Prove that von Mangoldt function satisfies $\sum_{n \le x} \Lambda(n) \lfloor{\frac{x}{n}}\rfloor= x \ln(x)-x+O(\ln x)$

Question

The picture above is what I have, which has an error that is too big.

Answer 1

Indeed, changing the $\lfloor \frac xn \rfloor$ to $\frac xn + O(1)$ will immediately incur an error that is $O\big(\sum_{n\le x} \Lambda(n)\big) = O(x)$.

One can write $\lfloor \frac xn \rfloor$ as the number of integers up to $\frac xn$, which leads to the following manipulation: $$ \sum_{n\le x} \Lambda(n) \frac xn = \sum_{n\le x} \Lambda(n) \sum_{m\le x/n} 1 = \sum_{m\le x} \sum_{n\le x/m} \Lambda(n) = \sum_{m\le x} \psi\bigg(\frac xm\bigg). $$ Unfortunately, each summand has a reasonably large error term, so this doesn't seem like the way to go either. Indeed, to get an error term as small as $O(\log x)$, we don't want to use anything about primes at all—they simply aren't that well distributed.

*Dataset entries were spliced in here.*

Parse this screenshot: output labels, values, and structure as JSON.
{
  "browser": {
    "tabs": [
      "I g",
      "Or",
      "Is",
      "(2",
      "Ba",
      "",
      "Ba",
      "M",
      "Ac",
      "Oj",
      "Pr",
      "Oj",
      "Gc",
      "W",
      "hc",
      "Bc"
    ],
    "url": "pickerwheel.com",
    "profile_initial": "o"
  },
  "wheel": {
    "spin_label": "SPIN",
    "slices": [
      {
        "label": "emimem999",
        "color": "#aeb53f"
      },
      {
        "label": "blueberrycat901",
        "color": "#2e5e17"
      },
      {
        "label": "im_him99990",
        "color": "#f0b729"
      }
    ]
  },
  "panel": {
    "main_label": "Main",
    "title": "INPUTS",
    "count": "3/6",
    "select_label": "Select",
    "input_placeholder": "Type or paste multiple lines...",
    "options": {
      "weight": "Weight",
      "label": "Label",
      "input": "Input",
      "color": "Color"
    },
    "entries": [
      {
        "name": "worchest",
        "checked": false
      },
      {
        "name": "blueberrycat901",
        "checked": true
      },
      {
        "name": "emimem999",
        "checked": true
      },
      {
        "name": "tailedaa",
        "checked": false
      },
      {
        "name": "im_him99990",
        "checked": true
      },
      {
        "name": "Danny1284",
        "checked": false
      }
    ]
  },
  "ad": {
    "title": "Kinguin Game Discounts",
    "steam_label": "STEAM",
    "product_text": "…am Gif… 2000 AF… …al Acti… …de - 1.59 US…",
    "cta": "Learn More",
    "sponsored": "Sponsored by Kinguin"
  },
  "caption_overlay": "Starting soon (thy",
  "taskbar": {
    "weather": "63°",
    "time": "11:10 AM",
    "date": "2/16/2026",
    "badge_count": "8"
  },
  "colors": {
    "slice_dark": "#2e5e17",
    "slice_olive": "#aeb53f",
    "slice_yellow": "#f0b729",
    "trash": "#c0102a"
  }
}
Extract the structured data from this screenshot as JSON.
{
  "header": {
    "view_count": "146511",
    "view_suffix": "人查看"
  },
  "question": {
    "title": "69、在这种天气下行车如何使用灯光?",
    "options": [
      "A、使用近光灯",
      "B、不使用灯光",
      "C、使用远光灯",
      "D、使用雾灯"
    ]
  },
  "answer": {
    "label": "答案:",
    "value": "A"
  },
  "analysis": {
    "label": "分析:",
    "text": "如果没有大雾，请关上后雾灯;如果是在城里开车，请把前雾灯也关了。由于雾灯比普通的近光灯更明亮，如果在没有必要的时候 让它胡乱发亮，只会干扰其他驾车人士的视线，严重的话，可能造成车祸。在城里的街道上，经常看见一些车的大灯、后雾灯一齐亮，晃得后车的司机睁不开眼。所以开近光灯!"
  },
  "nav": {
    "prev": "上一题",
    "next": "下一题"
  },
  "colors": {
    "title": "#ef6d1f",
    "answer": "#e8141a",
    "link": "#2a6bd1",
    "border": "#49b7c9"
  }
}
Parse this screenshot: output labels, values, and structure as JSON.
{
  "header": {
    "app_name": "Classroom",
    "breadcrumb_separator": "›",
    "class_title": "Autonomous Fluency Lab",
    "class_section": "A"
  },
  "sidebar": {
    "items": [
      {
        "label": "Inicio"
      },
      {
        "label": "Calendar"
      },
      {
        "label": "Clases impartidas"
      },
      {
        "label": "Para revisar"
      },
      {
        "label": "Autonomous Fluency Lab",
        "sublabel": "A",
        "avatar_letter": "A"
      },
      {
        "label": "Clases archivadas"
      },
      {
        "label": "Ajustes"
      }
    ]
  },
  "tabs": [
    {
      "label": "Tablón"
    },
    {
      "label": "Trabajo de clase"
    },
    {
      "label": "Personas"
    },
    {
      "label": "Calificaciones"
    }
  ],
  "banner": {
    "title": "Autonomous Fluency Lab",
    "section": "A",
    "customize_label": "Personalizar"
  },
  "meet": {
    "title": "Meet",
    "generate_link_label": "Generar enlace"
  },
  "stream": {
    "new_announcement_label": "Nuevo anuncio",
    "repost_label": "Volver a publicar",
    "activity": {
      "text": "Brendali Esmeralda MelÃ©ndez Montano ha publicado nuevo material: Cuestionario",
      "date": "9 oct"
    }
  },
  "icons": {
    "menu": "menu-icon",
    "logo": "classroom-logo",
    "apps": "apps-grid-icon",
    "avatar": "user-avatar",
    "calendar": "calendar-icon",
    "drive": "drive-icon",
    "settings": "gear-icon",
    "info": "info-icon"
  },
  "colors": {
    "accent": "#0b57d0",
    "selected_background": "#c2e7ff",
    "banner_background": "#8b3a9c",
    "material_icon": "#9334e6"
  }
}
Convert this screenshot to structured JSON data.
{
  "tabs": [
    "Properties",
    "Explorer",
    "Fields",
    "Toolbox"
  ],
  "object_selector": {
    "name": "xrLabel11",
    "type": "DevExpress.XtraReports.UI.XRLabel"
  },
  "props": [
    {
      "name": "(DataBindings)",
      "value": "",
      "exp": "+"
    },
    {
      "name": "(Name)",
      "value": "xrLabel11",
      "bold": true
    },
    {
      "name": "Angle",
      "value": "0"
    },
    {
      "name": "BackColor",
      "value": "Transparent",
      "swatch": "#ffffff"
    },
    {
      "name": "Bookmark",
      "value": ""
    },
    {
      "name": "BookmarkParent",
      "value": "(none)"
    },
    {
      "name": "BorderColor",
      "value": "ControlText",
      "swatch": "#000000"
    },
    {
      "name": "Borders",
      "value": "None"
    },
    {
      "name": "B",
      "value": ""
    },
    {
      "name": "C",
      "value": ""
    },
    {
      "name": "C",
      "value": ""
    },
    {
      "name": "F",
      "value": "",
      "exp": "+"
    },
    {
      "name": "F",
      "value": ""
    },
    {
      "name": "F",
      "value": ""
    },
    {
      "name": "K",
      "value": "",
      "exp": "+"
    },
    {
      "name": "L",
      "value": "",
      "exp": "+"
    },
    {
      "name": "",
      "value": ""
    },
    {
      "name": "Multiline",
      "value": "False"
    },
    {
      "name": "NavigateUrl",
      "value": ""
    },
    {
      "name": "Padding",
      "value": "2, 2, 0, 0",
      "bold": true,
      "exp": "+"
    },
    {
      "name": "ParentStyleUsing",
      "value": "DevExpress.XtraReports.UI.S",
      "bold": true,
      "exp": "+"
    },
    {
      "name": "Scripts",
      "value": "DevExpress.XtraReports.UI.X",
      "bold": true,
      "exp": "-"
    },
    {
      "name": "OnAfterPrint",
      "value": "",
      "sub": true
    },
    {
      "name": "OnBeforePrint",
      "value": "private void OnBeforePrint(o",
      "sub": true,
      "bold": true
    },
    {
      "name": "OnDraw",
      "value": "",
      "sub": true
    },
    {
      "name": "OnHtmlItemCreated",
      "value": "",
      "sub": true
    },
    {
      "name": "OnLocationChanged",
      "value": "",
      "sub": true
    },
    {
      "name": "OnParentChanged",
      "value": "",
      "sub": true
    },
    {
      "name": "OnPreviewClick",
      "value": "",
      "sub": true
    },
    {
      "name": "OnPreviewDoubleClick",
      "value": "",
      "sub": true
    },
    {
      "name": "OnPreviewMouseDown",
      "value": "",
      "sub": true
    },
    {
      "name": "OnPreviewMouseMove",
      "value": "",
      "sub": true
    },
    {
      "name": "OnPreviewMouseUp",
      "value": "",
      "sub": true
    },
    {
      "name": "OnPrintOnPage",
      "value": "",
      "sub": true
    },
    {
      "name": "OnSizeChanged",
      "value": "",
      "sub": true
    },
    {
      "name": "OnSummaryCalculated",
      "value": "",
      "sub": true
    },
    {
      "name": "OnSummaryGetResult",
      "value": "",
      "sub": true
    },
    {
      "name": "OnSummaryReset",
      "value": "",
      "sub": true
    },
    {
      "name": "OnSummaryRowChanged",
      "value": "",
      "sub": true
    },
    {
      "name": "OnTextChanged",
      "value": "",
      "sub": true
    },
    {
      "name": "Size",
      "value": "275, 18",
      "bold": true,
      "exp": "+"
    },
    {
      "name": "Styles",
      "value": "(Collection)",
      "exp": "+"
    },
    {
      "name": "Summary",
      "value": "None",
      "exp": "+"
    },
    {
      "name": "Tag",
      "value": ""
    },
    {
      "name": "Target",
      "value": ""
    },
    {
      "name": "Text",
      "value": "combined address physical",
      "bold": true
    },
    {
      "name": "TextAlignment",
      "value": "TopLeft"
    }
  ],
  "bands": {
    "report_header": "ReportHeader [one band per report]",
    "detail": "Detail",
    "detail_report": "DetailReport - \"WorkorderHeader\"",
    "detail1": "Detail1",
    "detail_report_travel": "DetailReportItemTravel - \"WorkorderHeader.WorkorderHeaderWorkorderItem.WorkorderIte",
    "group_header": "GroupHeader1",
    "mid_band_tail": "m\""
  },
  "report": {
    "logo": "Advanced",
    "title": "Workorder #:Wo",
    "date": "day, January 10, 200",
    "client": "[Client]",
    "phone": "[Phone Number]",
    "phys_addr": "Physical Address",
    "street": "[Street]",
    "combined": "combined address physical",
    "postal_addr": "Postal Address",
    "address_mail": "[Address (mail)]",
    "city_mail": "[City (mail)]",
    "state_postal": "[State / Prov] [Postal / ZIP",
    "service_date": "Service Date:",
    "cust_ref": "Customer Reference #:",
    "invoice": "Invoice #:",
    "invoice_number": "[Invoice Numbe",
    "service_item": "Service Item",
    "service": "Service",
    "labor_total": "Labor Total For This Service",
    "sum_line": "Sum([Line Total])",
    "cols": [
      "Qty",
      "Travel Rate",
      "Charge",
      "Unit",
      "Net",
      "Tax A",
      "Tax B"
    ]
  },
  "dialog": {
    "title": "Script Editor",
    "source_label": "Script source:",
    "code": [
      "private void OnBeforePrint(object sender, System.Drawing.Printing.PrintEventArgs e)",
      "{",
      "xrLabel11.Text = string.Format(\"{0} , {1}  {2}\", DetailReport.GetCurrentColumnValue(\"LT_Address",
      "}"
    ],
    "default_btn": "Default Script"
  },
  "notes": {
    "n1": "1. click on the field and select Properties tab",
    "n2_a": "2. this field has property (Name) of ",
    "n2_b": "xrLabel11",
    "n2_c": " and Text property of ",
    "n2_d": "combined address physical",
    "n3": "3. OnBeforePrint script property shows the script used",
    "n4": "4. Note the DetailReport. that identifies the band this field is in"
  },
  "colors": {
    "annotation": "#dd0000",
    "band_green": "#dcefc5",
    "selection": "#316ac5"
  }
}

However, $\Lambda$ is related to the smooth function $\log$ by $\log m = \sum_{n\mid m} \Lambda(n)$; so we should aim to create such a sum. And indeed we can do so, by writing $\lfloor \frac xn \rfloor$ not as the number of integers up to $\frac xn$ but rather as the number of multiples of $n$ up to $x$: $$ \sum_{n\le x} \Lambda(n) \frac xn = \sum_{n\le x} \Lambda(n) \sum_{\substack{m\le x \\ n\mid m}} 1 = \sum_{m\le x} \sum_{\substack{n\le x \\ n\mid m}}\Lambda(n) = \sum_{m\le x} \sum_{n\mid m}\Lambda(n) = \sum_{m\le x} \log m. $$ Now the result follows by comparing this sum with the integral $\int_0^x \log t\,dt$.